Seven white horses with carriage are standing at attention, bright beings in dark shade.
Twenty steps away there are several young men in uniform, conferring very quietly.
I keep my distance, looking on; they must be on parade display so often, it would be wrong to interrupt their rest.
Then all at once in a flash they’re on the move to a funeral. The men mount up. One hums a little rhyme to the horses so they’ll strike out in step.
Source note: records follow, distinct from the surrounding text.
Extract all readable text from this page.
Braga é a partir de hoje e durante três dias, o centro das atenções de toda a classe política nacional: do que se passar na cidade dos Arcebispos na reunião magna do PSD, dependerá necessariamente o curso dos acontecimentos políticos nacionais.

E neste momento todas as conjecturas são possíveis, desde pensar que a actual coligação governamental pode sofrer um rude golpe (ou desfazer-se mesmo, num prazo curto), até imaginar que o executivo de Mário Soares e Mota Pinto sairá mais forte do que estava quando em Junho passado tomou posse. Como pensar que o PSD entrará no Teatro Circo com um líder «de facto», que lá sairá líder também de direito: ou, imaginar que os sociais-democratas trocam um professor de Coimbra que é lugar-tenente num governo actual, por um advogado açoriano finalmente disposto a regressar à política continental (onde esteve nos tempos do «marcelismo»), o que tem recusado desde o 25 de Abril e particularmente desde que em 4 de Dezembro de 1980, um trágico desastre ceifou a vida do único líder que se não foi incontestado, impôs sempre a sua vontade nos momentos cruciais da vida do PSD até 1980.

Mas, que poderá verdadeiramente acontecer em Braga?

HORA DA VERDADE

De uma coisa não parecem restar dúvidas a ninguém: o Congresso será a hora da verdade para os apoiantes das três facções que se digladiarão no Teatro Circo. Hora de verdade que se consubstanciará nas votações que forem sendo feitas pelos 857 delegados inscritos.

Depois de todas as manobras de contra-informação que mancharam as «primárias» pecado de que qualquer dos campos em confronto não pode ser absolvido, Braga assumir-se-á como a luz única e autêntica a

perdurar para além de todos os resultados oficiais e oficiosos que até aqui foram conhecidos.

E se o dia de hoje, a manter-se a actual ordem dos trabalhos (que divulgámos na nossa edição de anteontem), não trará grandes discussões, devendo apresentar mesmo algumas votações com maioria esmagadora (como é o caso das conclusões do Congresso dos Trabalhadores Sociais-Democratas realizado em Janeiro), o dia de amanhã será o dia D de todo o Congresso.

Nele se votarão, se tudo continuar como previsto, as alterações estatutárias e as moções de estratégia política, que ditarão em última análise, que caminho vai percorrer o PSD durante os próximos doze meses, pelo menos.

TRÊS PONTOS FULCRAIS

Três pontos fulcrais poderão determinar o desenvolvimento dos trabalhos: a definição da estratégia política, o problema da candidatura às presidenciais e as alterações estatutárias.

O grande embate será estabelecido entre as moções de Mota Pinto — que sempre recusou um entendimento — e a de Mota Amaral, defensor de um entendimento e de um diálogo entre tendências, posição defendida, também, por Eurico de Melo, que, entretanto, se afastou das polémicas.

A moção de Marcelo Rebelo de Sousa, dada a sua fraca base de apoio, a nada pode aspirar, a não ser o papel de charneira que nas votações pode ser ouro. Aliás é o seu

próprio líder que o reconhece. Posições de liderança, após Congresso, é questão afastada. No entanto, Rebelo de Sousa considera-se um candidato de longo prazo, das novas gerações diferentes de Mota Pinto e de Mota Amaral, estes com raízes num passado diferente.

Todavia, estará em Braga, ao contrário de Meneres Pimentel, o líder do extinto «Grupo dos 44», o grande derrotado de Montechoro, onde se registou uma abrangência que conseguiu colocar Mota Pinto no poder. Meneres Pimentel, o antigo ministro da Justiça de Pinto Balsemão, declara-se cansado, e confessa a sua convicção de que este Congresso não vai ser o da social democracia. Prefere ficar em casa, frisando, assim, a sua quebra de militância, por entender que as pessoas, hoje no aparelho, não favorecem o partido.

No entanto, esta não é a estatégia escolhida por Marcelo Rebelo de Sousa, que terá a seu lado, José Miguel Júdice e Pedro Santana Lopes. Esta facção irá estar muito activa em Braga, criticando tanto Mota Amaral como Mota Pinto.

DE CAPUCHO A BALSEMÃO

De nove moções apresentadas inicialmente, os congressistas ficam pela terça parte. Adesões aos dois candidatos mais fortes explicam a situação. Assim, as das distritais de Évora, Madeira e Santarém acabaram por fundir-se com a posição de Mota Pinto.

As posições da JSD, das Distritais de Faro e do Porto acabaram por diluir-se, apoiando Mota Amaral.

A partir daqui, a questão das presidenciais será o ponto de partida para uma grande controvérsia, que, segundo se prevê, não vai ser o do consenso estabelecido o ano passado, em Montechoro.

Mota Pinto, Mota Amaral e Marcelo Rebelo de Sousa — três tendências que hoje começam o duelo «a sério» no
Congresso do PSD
On the Cemetery’s website you can find their picture, the Caisson Platoon. But the photos don’t tell you their names, or what they like to eat, or what breed of horse they are, or how the men tell them apart. Pictures don’t show you how perfect white horses coming from dark trees look like a dream, flowing overground, manes and tails in shades of cream and pearl, to guide another soul along the road to Revelation Kingdom.
They disappear. World and map click back together. I’m found again.
11:00 p.m. My host calls from the bedroom: “Taps!”
So I leap off the couch to the balcony and city lights.
“Day is done,” the Cemetery bugle says. “Gone the sun. From the lake, from the hills, from the sky. All is well, safely rest. God is nigh.” Playing tranquility to 290,000 and one.